Specifically, in healthy brains, CTNNA2 binds to actin, a protein that controls the shape of the cell and helps neurons move into correct position within the cortical layers of the brain. This binding prevents another protein, called ARP2/3, from itself binding to the actin. But the research team found that when CTNNA2 is absent due to genetic mutation, excessive amounts of ARP2/3 bind to actin, ultimately disrupting the mechanisms needed for appropriate migrating and branching out of nerve cells. Specifically, resultants ARP2/3 over-activity leads to excessive branching, which impairs neuron growth and stability. The finding raises the possibility of genetic engineering through techniques such as CRISPR-Cas9.
It has been known for decades that coordinated regulation of the actin cytoskeleton was critical for proper neuronal positioning within the brain. (The cytoskeleton is the network of protein filaments and microtubules that support the cell, giving it shape. It also has key roles in molecule transport, cell division and cell signaling.) How the actin cytoskeleton is regulated at the molecular level in neurons was not fully clear. The new results from Schaffer and colleagues help address this shortfall.

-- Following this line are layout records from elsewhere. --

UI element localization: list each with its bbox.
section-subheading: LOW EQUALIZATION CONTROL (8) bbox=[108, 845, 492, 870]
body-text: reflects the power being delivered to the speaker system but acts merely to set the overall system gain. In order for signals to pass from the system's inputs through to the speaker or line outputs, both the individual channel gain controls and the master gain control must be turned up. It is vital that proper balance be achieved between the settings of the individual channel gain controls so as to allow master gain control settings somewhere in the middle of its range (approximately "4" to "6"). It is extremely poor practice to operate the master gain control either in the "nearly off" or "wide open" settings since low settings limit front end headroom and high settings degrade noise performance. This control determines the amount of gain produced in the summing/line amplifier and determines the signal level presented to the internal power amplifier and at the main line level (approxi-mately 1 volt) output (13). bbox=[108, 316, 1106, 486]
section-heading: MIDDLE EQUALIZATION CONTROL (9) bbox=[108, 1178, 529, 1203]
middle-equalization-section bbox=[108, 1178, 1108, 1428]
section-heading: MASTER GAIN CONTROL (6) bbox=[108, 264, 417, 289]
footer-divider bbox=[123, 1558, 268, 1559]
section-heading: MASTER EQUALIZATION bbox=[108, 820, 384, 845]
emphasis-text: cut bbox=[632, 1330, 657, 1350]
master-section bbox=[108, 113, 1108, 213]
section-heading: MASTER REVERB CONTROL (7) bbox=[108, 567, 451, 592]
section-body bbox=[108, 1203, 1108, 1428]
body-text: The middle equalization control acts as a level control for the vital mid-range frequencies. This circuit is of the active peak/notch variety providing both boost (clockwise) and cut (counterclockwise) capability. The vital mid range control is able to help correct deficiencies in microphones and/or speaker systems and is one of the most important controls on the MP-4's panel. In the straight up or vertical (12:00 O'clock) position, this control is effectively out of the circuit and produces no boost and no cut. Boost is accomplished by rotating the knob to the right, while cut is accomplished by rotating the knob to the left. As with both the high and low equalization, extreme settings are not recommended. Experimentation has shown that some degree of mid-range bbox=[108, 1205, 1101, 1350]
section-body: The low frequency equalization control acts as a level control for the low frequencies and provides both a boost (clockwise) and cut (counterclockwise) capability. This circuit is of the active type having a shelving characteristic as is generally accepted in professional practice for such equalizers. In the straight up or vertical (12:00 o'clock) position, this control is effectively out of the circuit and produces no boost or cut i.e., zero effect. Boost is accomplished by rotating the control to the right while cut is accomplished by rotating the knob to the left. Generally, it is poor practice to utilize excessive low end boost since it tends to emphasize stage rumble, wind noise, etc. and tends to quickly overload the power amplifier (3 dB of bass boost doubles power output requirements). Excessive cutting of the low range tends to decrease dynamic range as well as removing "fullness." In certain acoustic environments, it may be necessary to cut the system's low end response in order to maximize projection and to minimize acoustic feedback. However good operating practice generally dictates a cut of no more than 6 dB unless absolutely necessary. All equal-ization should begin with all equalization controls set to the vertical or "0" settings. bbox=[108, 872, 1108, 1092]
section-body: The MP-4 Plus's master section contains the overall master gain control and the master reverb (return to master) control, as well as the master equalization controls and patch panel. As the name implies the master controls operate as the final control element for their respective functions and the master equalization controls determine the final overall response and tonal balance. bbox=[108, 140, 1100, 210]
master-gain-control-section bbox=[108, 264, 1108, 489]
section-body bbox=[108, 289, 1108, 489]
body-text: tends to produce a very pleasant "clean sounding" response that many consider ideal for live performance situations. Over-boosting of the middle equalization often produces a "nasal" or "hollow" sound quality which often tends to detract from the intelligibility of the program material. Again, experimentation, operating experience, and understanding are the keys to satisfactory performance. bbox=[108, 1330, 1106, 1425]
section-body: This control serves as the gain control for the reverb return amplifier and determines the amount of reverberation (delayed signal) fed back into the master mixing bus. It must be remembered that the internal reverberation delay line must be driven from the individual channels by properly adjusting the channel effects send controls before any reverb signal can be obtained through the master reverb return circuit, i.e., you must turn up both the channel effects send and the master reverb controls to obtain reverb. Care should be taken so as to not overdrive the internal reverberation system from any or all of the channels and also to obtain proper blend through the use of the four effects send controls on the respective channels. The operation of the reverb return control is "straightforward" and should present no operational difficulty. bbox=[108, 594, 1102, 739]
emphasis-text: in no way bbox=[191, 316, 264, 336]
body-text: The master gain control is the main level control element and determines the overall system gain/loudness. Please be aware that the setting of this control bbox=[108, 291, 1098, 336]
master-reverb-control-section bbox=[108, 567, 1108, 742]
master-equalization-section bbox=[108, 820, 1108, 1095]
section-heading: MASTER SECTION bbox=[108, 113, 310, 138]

In addition to uncovering a key gene responsible for pachygyria and describing how its mechanisms operate, the researchers discovered a variation of the condition. Typically in cases of pachygyria, either the front or back of the brain displays smooth, non-wrinkled brain surface features. In cases of normal brain development, these areas are convoluted, resembling cauliflower in appearance. In the three families studied, the researchers discovered that both the front and back of the brain were smooth. “The fact that we found this unique feature led us to conclude that a new gene, not previously linked to pachygyria, is responsible. This turned out to be the case,” said Schaffer.
Members of the team, which includes researchers from throughout the U.S., Middle East, India and Europe, will further explore the implications of its findings in people with single-copy mutations of the CTNNA2 gene who have epilepsy, autism and schizophrenia.